Antonio es un panadero del pueblo que, además de pan, elabora dulces de tipo tradicional (monas, pastelillos de cabello de ángel, mantecados, tortas de pascua, torta de chicharrones…), unos dulces que, en solitario —lo veo a menudo trabajando, siempre solo—, elabora en su obrador, situado a unos muy pocos metros del local donde se venden dichos productos.
Cuando, en mi caminata matutina, paso por la calle y miro hacia el interior del obrador de Antonio lo veo atareado, centrado en la elaboración de sus dulces; y a menudo pienso que es una suerte tener un trabajo así, desarrollándolo a tu ritmo, tú solo, sin depender de nadie, sin jefe…; y más aún si te gusta lo que haces, como le ocurre a él, pues se lo he comentado recientemente y me ha dicho que sí, que tiene la suerte de que le gusta mucho su trabajo.
Esta mañana, después de pasar la ITV del coche, decido dar un paseo por el pueblo, evitando en lo posible los rayos de sol, en una hora en que ya resultan peligrosos. A los pocos minutos, voy por la calle donde Antonio tiene su obrador, y, unos treinta metros antes de llegar a su puerta, lo veo venir de frente, en dirección al establecimiento donde son vendidos los dulces, con una llanda de monas —deduzco que recién hechas, recién sacadas del horno— en las manos.
Por cierto, la palabra «llanda», como tantas otras que me resultan familiares de toda la vida, no aparece en el diccionario de la Real Academia Española, ni en el María Moliner, al que acudo inmediatamente después, aunque sí la encuentro —como tenía por seguro antes de la consulta— en el de Diego Ruiz Marín (Vocabulario de las Hablas Murcianas. El español hablado en Murcia. Murcia, Diego Marín, 2007).
llanda. f. Bandeja de hojalata, con rebordes, para meter al horno bollería y viandas.
A lo que iba: En la calle, Antonio y yo nos vemos, recíprocamente, venir de frente, y, cuando se encuentra a mi altura, cruzamos nuestras miradas y me dice:
—¡Buenas!
—¡Muy buenas! —le respondo, devolviéndole el saludo.
—Y calenticas —me contesta para terminar, creyendo que con mi «¡muy buenas!», en vez de devolverle el saludo, me he referido a las monas que lleva en la llanda.
Cosas chocantes de la comunicación en el lenguaje oral, pienso, y pronto me viene a la mente el término «anfibología», y, ¡claro!, nada más llegar a casa, vuelvo a echar mano del diccionario de la RAE.

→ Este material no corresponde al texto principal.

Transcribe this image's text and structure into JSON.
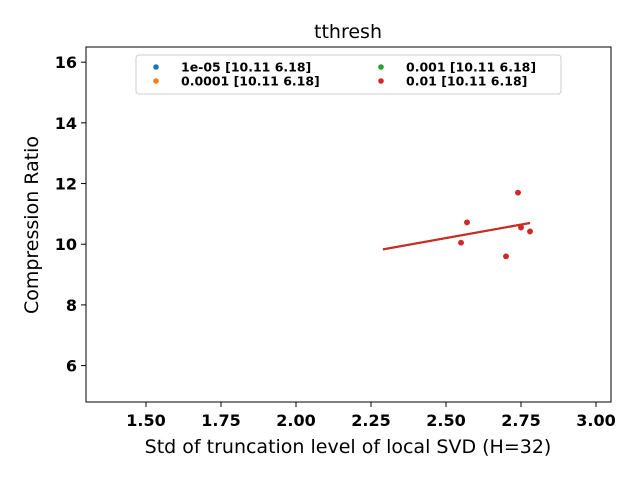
{
  "chart_data": {
    "type": "scatter",
    "title": "tthresh",
    "xlabel": "Std of truncation level of local SVD (H=32)",
    "ylabel": "Compression Ratio",
    "xlim": [
      1.3,
      3.05
    ],
    "ylim": [
      4.8,
      16.5
    ],
    "xticks": [
      "1.50",
      "1.75",
      "2.00",
      "2.25",
      "2.50",
      "2.75",
      "3.00"
    ],
    "yticks": [
      "6",
      "8",
      "10",
      "12",
      "14",
      "16"
    ],
    "grid": false,
    "legend": {
      "placement": "top-center",
      "columns": 2
    },
    "series": [
      {
        "name": "1e-05 [10.11  6.18]",
        "color": "#1f77b4",
        "points": [
          [
            2.55,
            10.05
          ],
          [
            2.57,
            10.72
          ],
          [
            2.7,
            9.6
          ],
          [
            2.74,
            11.7
          ],
          [
            2.75,
            10.55
          ],
          [
            2.78,
            10.42
          ]
        ],
        "fit": [
          [
            2.29,
            9.83
          ],
          [
            2.78,
            10.7
          ]
        ]
      },
      {
        "name": "0.0001 [10.11  6.18]",
        "color": "#ff7f0e",
        "points": [
          [
            2.55,
            10.05
          ],
          [
            2.57,
            10.72
          ],
          [
            2.7,
            9.6
          ],
          [
            2.74,
            11.7
          ],
          [
            2.75,
            10.55
          ],
          [
            2.78,
            10.42
          ]
        ],
        "fit": [
          [
            2.29,
            9.83
          ],
          [
            2.78,
            10.7
          ]
        ]
      },
      {
        "name": "0.001 [10.11  6.18]",
        "color": "#2ca02c",
        "points": [
          [
            2.55,
            10.05
          ],
          [
            2.57,
            10.72
          ],
          [
            2.7,
            9.6
          ],
          [
            2.74,
            11.7
          ],
          [
            2.75,
            10.55
          ],
          [
            2.78,
            10.42
          ]
        ],
        "fit": [
          [
            2.29,
            9.83
          ],
          [
            2.78,
            10.7
          ]
        ]
      },
      {
        "name": "0.01 [10.11  6.18]",
        "color": "#d62728",
        "points": [
          [
            2.55,
            10.05
          ],
          [
            2.57,
            10.72
          ],
          [
            2.7,
            9.6
          ],
          [
            2.74,
            11.7
          ],
          [
            2.75,
            10.55
          ],
          [
            2.78,
            10.42
          ]
        ],
        "fit": [
          [
            2.29,
            9.83
          ],
          [
            2.78,
            10.7
          ]
        ]
      }
    ]
  }
}
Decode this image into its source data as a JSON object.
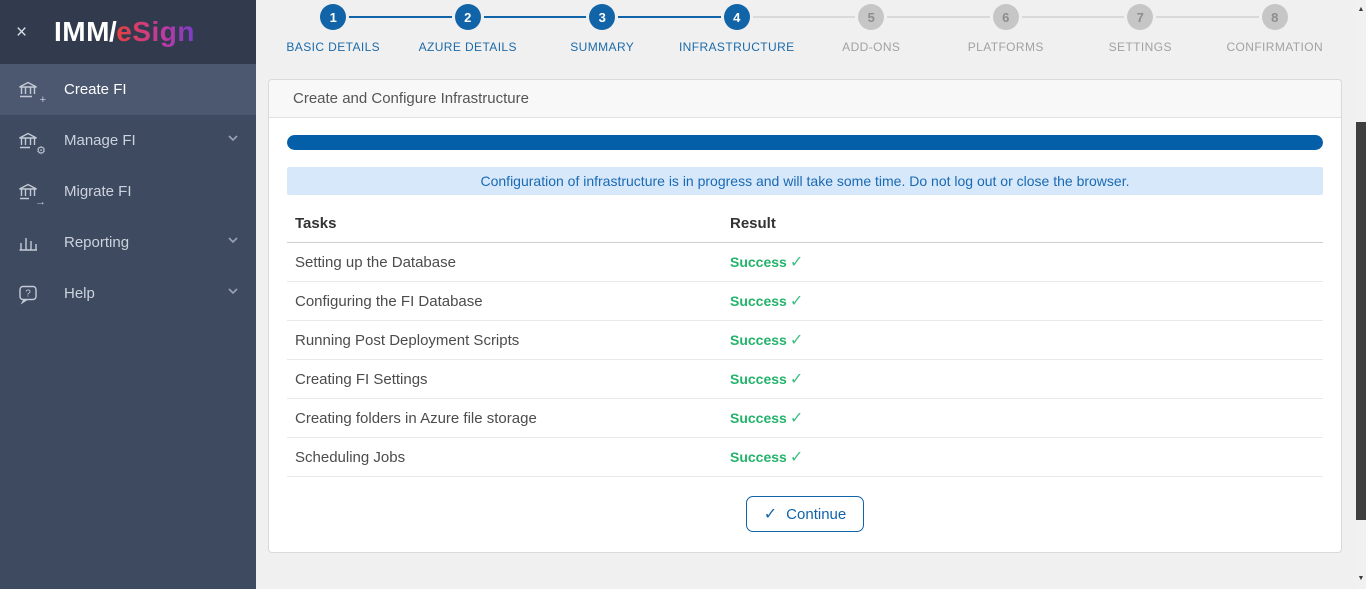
{
  "sidebar": {
    "logo": {
      "imm": "IMM",
      "slash": "/",
      "esign": "eSign"
    },
    "close_label": "×",
    "items": [
      {
        "label": "Create FI",
        "icon": "bank-plus-icon",
        "active": true,
        "chevron": false
      },
      {
        "label": "Manage FI",
        "icon": "bank-gear-icon",
        "active": false,
        "chevron": true
      },
      {
        "label": "Migrate FI",
        "icon": "bank-arrow-icon",
        "active": false,
        "chevron": false
      },
      {
        "label": "Reporting",
        "icon": "bar-chart-icon",
        "active": false,
        "chevron": true
      },
      {
        "label": "Help",
        "icon": "help-bubble-icon",
        "active": false,
        "chevron": true
      }
    ]
  },
  "stepper": {
    "steps": [
      {
        "number": "1",
        "label": "BASIC DETAILS",
        "state": "complete"
      },
      {
        "number": "2",
        "label": "AZURE DETAILS",
        "state": "complete"
      },
      {
        "number": "3",
        "label": "SUMMARY",
        "state": "complete"
      },
      {
        "number": "4",
        "label": "INFRASTRUCTURE",
        "state": "current"
      },
      {
        "number": "5",
        "label": "ADD-ONS",
        "state": "upcoming"
      },
      {
        "number": "6",
        "label": "PLATFORMS",
        "state": "upcoming"
      },
      {
        "number": "7",
        "label": "SETTINGS",
        "state": "upcoming"
      },
      {
        "number": "8",
        "label": "CONFIRMATION",
        "state": "upcoming"
      }
    ]
  },
  "panel": {
    "title": "Create and Configure Infrastructure",
    "progress_percent": 100,
    "banner": "Configuration of infrastructure is in progress and will take some time. Do not log out or close the browser.",
    "table": {
      "headers": {
        "tasks": "Tasks",
        "result": "Result"
      },
      "rows": [
        {
          "task": "Setting up the Database",
          "result": "Success",
          "check": "✓"
        },
        {
          "task": "Configuring the FI Database",
          "result": "Success",
          "check": "✓"
        },
        {
          "task": "Running Post Deployment Scripts",
          "result": "Success",
          "check": "✓"
        },
        {
          "task": "Creating FI Settings",
          "result": "Success",
          "check": "✓"
        },
        {
          "task": "Creating folders in Azure file storage",
          "result": "Success",
          "check": "✓"
        },
        {
          "task": "Scheduling Jobs",
          "result": "Success",
          "check": "✓"
        }
      ]
    },
    "continue_button": {
      "icon": "✓",
      "label": "Continue"
    }
  },
  "colors": {
    "accent_blue": "#1164a7",
    "progress_blue": "#045fa8",
    "banner_bg": "#d7e8fb",
    "banner_text": "#1a6ab3",
    "success_green": "#24b36b",
    "sidebar_bg": "#3d4a60",
    "sidebar_logo_band": "#323b4e",
    "sidebar_active": "#4c5870",
    "inactive_step_grey": "#c6c6c6"
  }
}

anfibología. 1. f. Sentido equívoco que presenta una palabra o una expresión en un determinado contexto.
Sin.: equívoco, ambigüedad.
Ant.: claridad, precisión.
(Diccionario de la Real Academia Española)
Después, se me ocurre que, al final de mi caminata (como colofón: pensando ya en que voy a sentarme a escribir este artículo), puedo pasar por el local donde se venden los productos de Antonio y comprar una mona; y eso hago, entro en el mismo, se la pido a la chica que atiende el mostrador y le señalo la que más me gusta de aspecto —tostadica— de entre las que hay en la llanda que acaba de llegar, pues quiero comprobar lo de «muy buenas», a pesar de que la mona no aparece en la lista de mis dulces favoritos; de paso, aprovecho y pido también un pastelillo de cabello de ángel para Toñi, que le gustan mucho.
Y, una vez más, tiene lugar la magia de la asociación de ideas, gracias a la cual me viene a la memoria un sketch de Tip y Coll en el que ambos representan —no recuerdo qué papel interpreta cada uno— a un frutero y a un cliente que entra en la frutería del primero para comprar peras (lo reproduzco de memoria).
El comprador dice:
—Buenas, ¿tiene usted peras?
El frutero contesta:
—Muy buenas.
Y el cliente, de nuevo:
—Muy buenas, ¿tiene usted peras?
Lo dicho: cosas del lenguaje, de la comunicación.